Many architects today do not like to talk about sustainability, assuming that good architecture is ecological. What do you think?

Emilio Ambasz: “I divide architects into three categories. There are the architect-artists who create new models and create culture. Then there are the good architects, who don't invent anything but move excellently within the canons invented by their colleagues in the first group.

And finally there are the architects of stereotypes, who replicate the work of the former and the latter.

I'm obviously interested in architect-artists, those who create new culture: Tadao Ando, Renzo Piano, Jean Nouvel, who are also authors of ecological architecture".

What do you think of the Bosco Verticale, considered by many to be an international standard of green architecture?

Emilio Ambasz: “I am happy that there is a building with plants on the balconies”.

Does ecological architecture come from the repertoire of new eco materials or is it much more?

Emilio Ambasz: “Neomaterials are undoubtedly an important support, but in sustainable architecture it is something else that makes the difference.
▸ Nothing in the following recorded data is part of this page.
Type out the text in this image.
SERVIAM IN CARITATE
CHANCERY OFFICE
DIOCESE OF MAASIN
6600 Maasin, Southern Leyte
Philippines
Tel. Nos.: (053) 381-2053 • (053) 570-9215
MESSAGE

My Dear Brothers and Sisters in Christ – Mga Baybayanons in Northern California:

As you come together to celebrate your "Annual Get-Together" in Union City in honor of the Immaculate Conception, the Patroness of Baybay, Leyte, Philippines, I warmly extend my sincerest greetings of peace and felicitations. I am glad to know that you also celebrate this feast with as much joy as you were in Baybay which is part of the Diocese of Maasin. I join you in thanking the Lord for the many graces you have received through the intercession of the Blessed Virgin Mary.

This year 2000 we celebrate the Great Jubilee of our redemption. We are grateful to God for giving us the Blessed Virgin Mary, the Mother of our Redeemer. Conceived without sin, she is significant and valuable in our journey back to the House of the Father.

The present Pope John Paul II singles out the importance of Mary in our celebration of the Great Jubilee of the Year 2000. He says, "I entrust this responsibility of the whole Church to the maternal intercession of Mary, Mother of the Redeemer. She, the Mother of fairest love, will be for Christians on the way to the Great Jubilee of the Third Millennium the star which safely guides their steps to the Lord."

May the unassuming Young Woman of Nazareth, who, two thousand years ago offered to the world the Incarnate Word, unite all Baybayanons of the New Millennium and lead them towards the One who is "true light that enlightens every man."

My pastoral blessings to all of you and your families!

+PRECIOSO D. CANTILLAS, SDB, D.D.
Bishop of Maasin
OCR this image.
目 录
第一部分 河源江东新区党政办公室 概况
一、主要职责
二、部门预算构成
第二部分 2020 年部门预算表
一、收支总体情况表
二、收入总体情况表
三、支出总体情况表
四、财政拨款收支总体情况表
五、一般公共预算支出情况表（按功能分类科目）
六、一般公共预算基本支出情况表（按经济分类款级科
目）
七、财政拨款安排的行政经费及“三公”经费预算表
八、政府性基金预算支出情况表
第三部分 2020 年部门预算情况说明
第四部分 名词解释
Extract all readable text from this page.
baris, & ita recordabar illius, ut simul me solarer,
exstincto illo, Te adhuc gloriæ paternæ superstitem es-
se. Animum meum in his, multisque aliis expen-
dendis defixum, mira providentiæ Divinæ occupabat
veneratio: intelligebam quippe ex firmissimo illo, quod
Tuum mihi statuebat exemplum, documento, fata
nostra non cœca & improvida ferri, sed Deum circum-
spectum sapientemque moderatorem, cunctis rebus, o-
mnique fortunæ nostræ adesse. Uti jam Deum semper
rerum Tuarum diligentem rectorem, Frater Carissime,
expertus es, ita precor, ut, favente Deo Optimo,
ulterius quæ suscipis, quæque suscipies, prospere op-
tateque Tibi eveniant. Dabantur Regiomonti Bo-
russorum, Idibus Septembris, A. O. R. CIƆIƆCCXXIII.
There are centuries-old buildings where people live well in summer and winter without air conditioning and heating, even in very hot or very cold areas. In any case, even before good architects, you need more to have sustainable architecture”.

Or?

Emilio Ambasz: “A system of social values that is reflected in the fiscal one. If we want an ecological architecture, we have to provide a system of reductions and benefits for those who choose the virtuous path.

Tax laws are the mirror in which the values of a company are reflected: I can say that I have the noblest objectives in terms of the environment, but if I don't help the designers and the public to achieve them, those objectives remain abstract".

Is there an Italian scene of sustainable design like the new domestic landscape was fifty years ago?

Emilio Ambasz: “I hope it exists. Italian architects are good, great talents are poorly supported”.